My original particle test simply created a new particle every time a particle died, which kept the number of particles constant and the buffer compacted. My current test, a firework simulator, creates particles for firework trails/tracers, and also lots of particles when the firework explodes. All particles have very random life times, but I do shoot fireworks at regular intervals, so the amount of reuse is still quite high.
The performance is great, being only marginally slower than my original particle test. The firework test only runs single-threaded at the moment, so I'm comparing it to my old particle test using only one thread too.
- My old test runs very stable at 72-73 FPS with 510.000 particles.
- The firework test runs at 69-72 FPS, with particles varying between 500.000 and 525.000.
In short: the performance is excellent compared to my old static test. Oh, did I mention that the fireworks look awesome?

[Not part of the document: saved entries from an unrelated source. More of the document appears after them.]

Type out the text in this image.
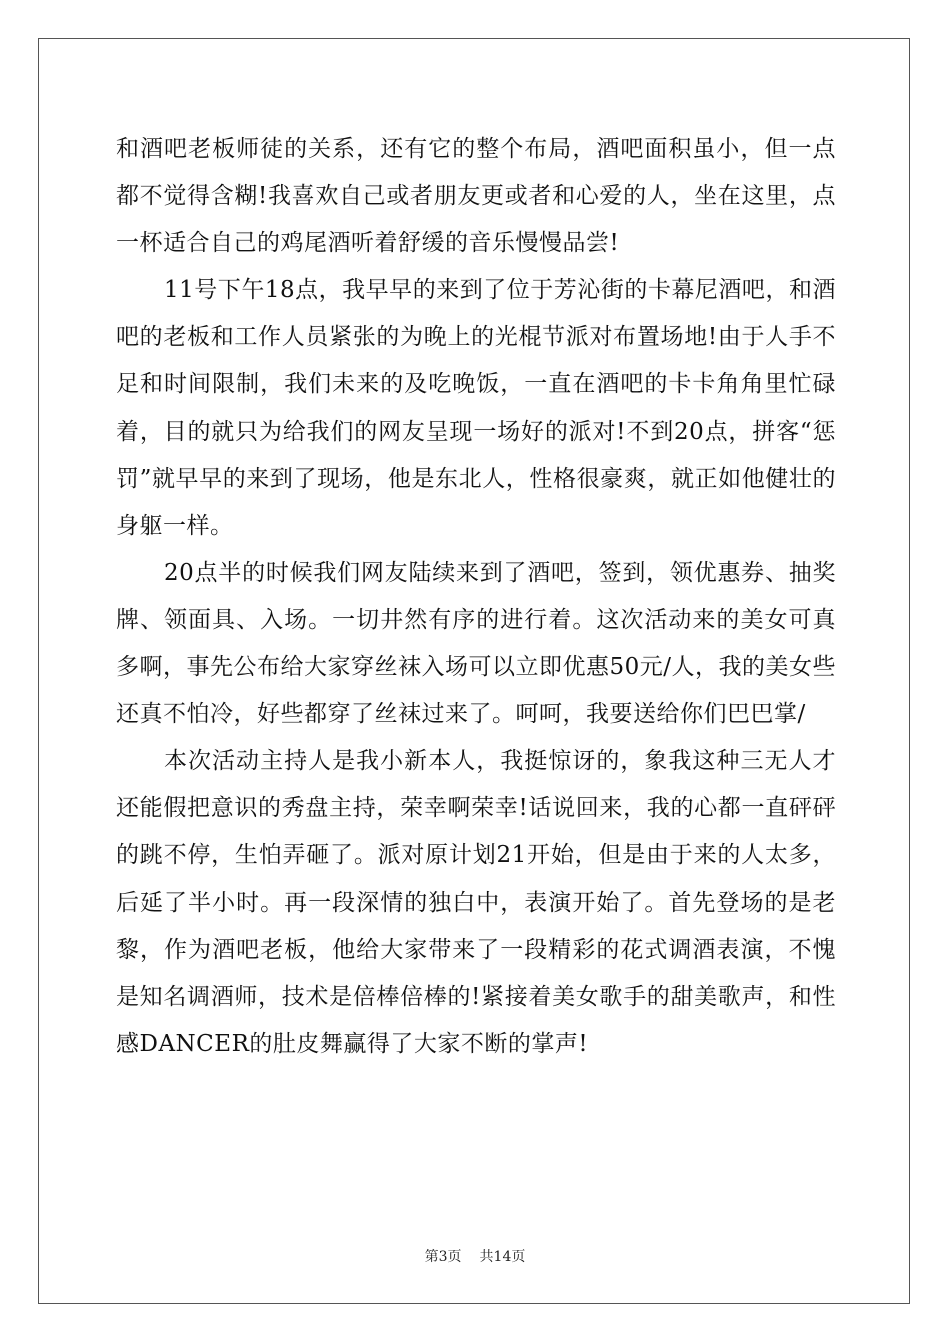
和酒吧老板师徒的关系，还有它的整个布局，酒吧面积虽小，但一点都不觉得含糊!我喜欢自己或者朋友更或者和心爱的人，坐在这里，点一杯适合自己的鸡尾酒听着舒缓的音乐慢慢品尝!

11号下午18点，我早早的来到了位于芳沁街的卡幕尼酒吧，和酒吧的老板和工作人员紧张的为晚上的光棍节派对布置场地!由于人手不足和时间限制，我们未来的及吃晚饭，一直在酒吧的卡卡角角里忙碌着，目的就只为给我们的网友呈现一场好的派对!不到20点，拼客“惩罚”就早早的来到了现场，他是东北人，性格很豪爽，就正如他健壮的身躯一样。

20点半的时候我们网友陆续来到了酒吧，签到，领优惠券、抽奖牌、领面具、入场。一切井然有序的进行着。这次活动来的美女可真多啊，事先公布给大家穿丝袜入场可以立即优惠50元/人，我的美女些还真不怕冷，好些都穿了丝袜过来了。呵呵，我要送给你们巴巴掌/

本次活动主持人是我小新本人，我挺惊讶的，象我这种三无人才还能假把意识的秀盘主持，荣幸啊荣幸!话说回来，我的心都一直砰砰的跳不停，生怕弄砸了。派对原计划21开始，但是由于来的人太多，后延了半小时。再一段深情的独白中，表演开始了。首先登场的是老黎，作为酒吧老板，他给大家带来了一段精彩的花式调酒表演，不愧是知名调酒师，技术是倍棒倍棒的!紧接着美女歌手的甜美歌声，和性感DANCER的肚皮舞赢得了大家不断的掌声!

第3页 共14页
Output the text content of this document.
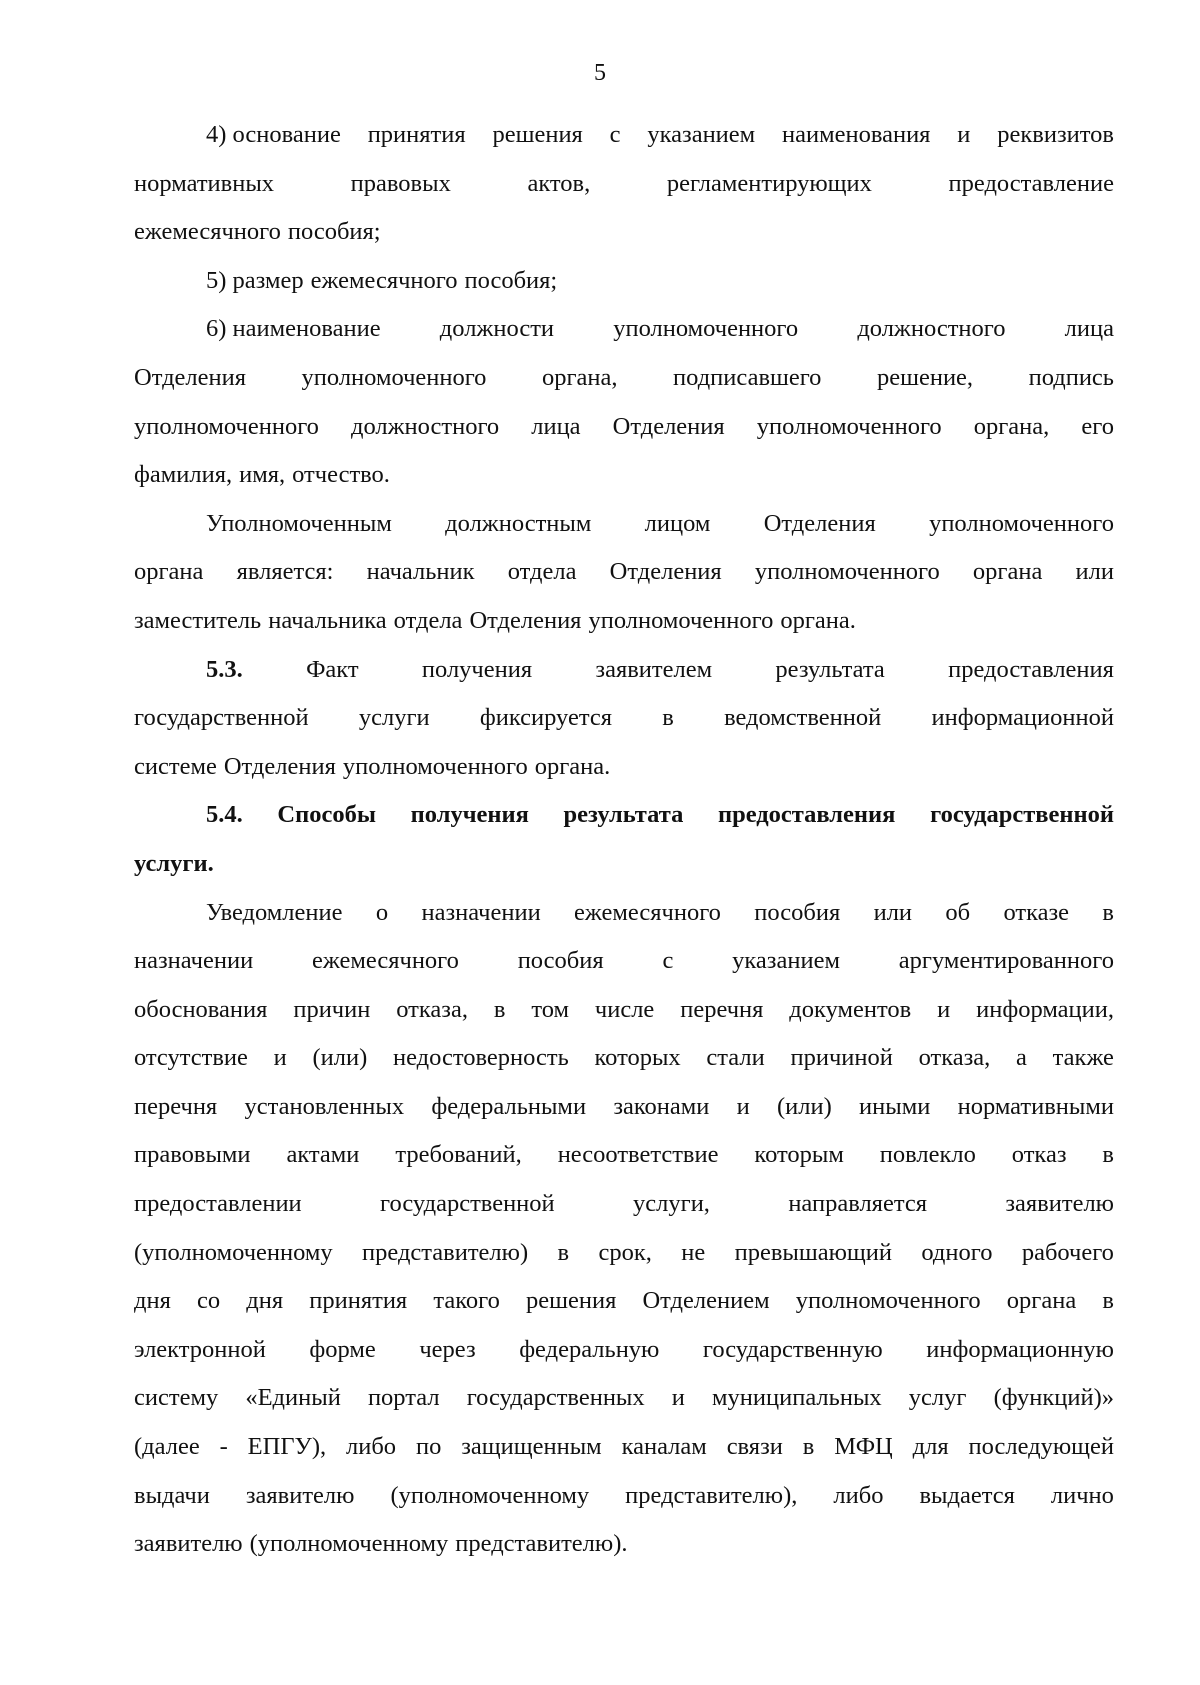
5
4) основание принятия решения с указанием наименования и реквизитов
нормативных	правовых	актов,	регламентирующих	предоставление
ежемесячного пособия;
5) размер ежемесячного пособия;
6) наименование должности уполномоченного должностного лица
Отделения уполномоченного органа, подписавшего решение, подпись
уполномоченного должностного лица Отделения уполномоченного органа, его
фамилия, имя, отчество.
Уполномоченным должностным лицом Отделения уполномоченного
органа является: начальник отдела Отделения уполномоченного органа или
заместитель начальника отдела Отделения уполномоченного органа.
5.3.	Факт	получения	заявителем	результата	предоставления
государственной услуги фиксируется в ведомственной информационной
системе Отделения уполномоченного органа.
5.4. Способы получения результата предоставления государственной
услуги.
Уведомление о назначении ежемесячного пособия или об отказе в
назначении ежемесячного пособия с указанием аргументированного
обоснования причин отказа, в том числе перечня документов и информации,
отсутствие и (или) недостоверность которых стали причиной отказа, а также
перечня установленных федеральными законами и (или) иными нормативными
правовыми актами требований, несоответствие которым повлекло отказ в
предоставлении	государственной	услуги,	направляется	заявителю
(уполномоченному представителю) в срок, не превышающий одного рабочего
дня со дня принятия такого решения Отделением уполномоченного органа в
электронной форме через федеральную государственную информационную
систему «Единый портал государственных и муниципальных услуг (функций)»
(далее - ЕПГУ), либо по защищенным каналам связи в МФЦ для последующей
выдачи заявителю (уполномоченному представителю), либо выдается лично
заявителю (уполномоченному представителю).
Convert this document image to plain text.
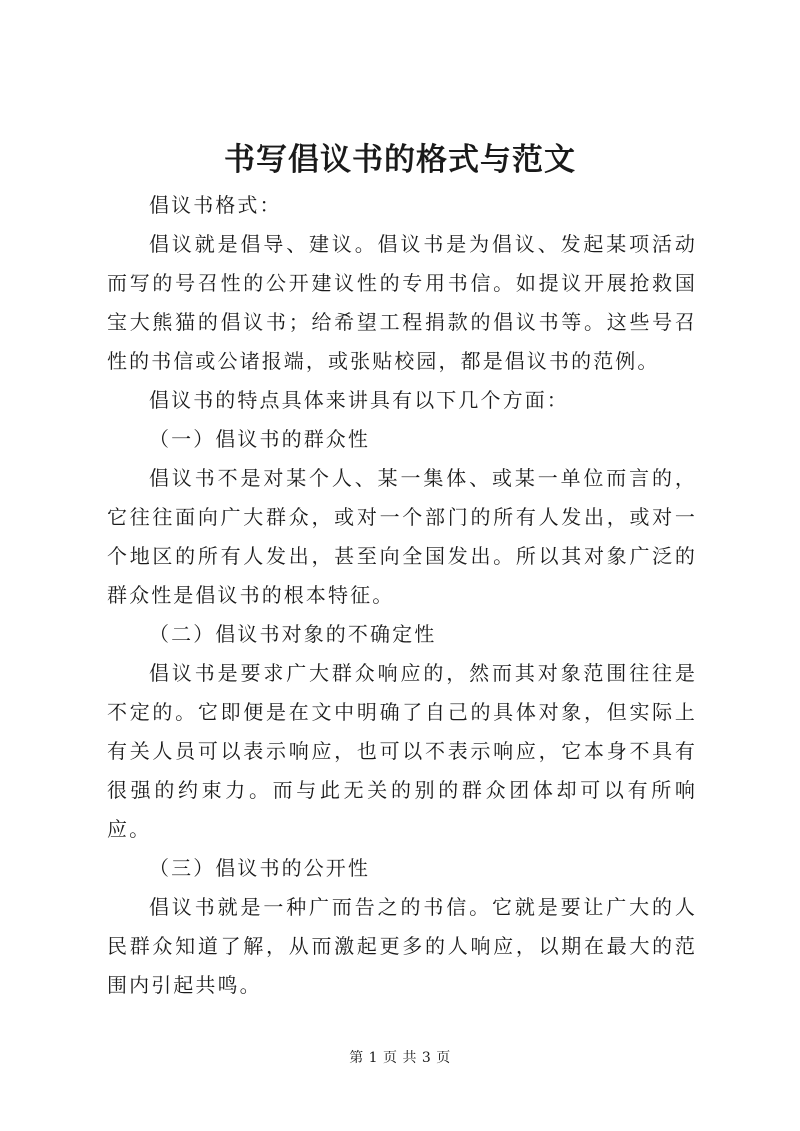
书写倡议书的格式与范文

倡议书格式：

倡议就是倡导、建议。倡议书是为倡议、发起某项活动而写的号召性的公开建议性的专用书信。如提议开展抢救国宝大熊猫的倡议书；给希望工程捐款的倡议书等。这些号召性的书信或公诸报端，或张贴校园，都是倡议书的范例。

倡议书的特点具体来讲具有以下几个方面：

（一）倡议书的群众性

倡议书不是对某个人、某一集体、或某一单位而言的，它往往面向广大群众，或对一个部门的所有人发出，或对一个地区的所有人发出，甚至向全国发出。所以其对象广泛的群众性是倡议书的根本特征。

（二）倡议书对象的不确定性

倡议书是要求广大群众响应的，然而其对象范围往往是不定的。它即便是在文中明确了自己的具体对象，但实际上有关人员可以表示响应，也可以不表示响应，它本身不具有很强的约束力。而与此无关的别的群众团体却可以有所响应。

（三）倡议书的公开性

倡议书就是一种广而告之的书信。它就是要让广大的人民群众知道了解，从而激起更多的人响应，以期在最大的范围内引起共鸣。

第 1 页 共 3 页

How would you handle a dynamic particle system? Is there a better way? Keeping everything on the graphics card and updating it using draw commands would obviously be a lot faster, but is there any other way of handling the data on the CPU? I though about not keeping the array compacted, and instead generate a list of indices containing only the currently alive particles. This would however force me to loop over the whole array when updating, even if I only have a few Particles which would slow down rendering only a few indices. I'd also have to build that index array every frame, which would be pretty slow if I have many particles. Finally I'd have to send the whole data buffer to OpenGL each frame, instead of only the used part. I'm pretty sure that would be slower...
EDIT: Paint skills!
Notice how the right-most block isn't moved twice, only once.